In 1884 he published his second work, the pastiche The Anatomy of Tobacco, and secured work with the publisher and bookseller George Redway as a cataloguer and magazine editor. This led to further work as a translator from French, translating the Heptameron of Marguerite de Navarre, Le Moyen de Parvenir (Fantastic Tales) of Béroalde de Verville, and the Memoirs of Casanova. Machen's translations in a spirited English style became standard ones for many years.
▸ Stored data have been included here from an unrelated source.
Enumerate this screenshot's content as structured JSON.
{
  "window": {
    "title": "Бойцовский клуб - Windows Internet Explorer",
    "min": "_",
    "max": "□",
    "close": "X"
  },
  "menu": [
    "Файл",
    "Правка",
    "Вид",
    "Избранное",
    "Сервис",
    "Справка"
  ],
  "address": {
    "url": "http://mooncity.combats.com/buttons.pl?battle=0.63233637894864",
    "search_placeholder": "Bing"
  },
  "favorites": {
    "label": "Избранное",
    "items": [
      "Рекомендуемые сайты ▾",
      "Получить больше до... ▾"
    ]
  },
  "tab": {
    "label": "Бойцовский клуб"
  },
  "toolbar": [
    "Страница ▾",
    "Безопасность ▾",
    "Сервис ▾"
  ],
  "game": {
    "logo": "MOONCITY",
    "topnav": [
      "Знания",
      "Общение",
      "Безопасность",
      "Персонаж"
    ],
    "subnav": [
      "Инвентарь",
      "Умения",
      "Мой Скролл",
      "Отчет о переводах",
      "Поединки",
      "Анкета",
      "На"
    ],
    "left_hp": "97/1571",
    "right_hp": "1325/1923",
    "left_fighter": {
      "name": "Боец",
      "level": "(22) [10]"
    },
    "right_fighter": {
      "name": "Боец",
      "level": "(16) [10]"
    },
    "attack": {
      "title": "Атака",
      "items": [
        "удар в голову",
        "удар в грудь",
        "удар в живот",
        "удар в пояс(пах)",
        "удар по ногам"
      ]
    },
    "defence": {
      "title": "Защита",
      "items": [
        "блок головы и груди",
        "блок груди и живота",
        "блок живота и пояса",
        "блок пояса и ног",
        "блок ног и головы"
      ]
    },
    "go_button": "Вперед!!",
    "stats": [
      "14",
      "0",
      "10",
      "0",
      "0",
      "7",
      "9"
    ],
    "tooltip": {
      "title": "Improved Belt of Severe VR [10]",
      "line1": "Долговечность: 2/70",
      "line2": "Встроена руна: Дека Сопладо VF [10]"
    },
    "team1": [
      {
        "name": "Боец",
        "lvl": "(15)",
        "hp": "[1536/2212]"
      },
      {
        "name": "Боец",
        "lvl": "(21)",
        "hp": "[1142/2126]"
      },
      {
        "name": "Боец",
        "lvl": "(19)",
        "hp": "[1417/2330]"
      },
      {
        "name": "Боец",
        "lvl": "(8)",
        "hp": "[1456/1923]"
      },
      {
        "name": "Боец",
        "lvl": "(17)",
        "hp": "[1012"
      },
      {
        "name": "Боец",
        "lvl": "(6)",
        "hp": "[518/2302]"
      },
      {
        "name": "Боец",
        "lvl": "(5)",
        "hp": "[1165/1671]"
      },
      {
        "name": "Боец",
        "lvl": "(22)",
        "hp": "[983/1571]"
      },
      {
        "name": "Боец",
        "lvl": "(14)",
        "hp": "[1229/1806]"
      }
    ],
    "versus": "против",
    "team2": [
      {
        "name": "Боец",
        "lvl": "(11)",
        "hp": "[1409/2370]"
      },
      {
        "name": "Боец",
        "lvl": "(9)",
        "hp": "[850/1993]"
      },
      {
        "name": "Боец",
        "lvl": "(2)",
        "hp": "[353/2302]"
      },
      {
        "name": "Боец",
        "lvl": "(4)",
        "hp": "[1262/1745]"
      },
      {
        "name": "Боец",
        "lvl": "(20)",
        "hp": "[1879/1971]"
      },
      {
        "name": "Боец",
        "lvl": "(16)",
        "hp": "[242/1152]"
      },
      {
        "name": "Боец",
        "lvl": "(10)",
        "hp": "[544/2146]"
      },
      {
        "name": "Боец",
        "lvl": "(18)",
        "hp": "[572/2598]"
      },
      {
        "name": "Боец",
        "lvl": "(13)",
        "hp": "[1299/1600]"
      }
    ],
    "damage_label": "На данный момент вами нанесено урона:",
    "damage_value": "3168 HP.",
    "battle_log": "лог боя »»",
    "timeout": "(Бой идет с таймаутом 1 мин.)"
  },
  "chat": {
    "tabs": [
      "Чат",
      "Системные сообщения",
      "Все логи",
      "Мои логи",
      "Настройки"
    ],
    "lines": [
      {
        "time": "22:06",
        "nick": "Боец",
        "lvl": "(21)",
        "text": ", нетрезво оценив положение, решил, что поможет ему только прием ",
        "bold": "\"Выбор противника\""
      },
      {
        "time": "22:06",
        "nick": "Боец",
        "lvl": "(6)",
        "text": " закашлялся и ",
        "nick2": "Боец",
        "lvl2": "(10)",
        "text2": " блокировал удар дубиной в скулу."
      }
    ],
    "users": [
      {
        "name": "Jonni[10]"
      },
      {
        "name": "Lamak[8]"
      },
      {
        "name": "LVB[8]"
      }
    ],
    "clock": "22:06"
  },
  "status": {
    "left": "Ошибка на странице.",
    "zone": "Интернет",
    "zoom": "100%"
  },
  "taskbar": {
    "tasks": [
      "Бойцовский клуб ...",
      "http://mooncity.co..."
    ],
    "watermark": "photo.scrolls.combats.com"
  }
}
Around 1890 Machen began to publish in literary magazines, writing stories influenced by the works of Robert Louis Stevenson, some of which used gothic or fantastic themes. This led to his first major success, The Great God Pan. It was published in 1894 by John Lane in the noted Keynotes Series, which was part of the growing aesthetic movement of the time. Machen's story was widely denounced for its sexual and horrific content and subsequently sold well, going into a second edition.

Machen next produced The Three Impostors, a novel composed of a number of interwoven tales, in 1895. The novel and the stories within it were eventually to be regarded as among Machen's best works. However, following the scandal surrounding Oscar Wilde later that year, Machen's association with works of decadent horror made it difficult for him to find a publisher for new works. Thus, though he would write some of his greatest works over the next few years, some were published much later. These included The Hill of Dreams, Hieroglyphics, A Fragment of Life, the story The White People, and the stories which make up Ornaments in Jade.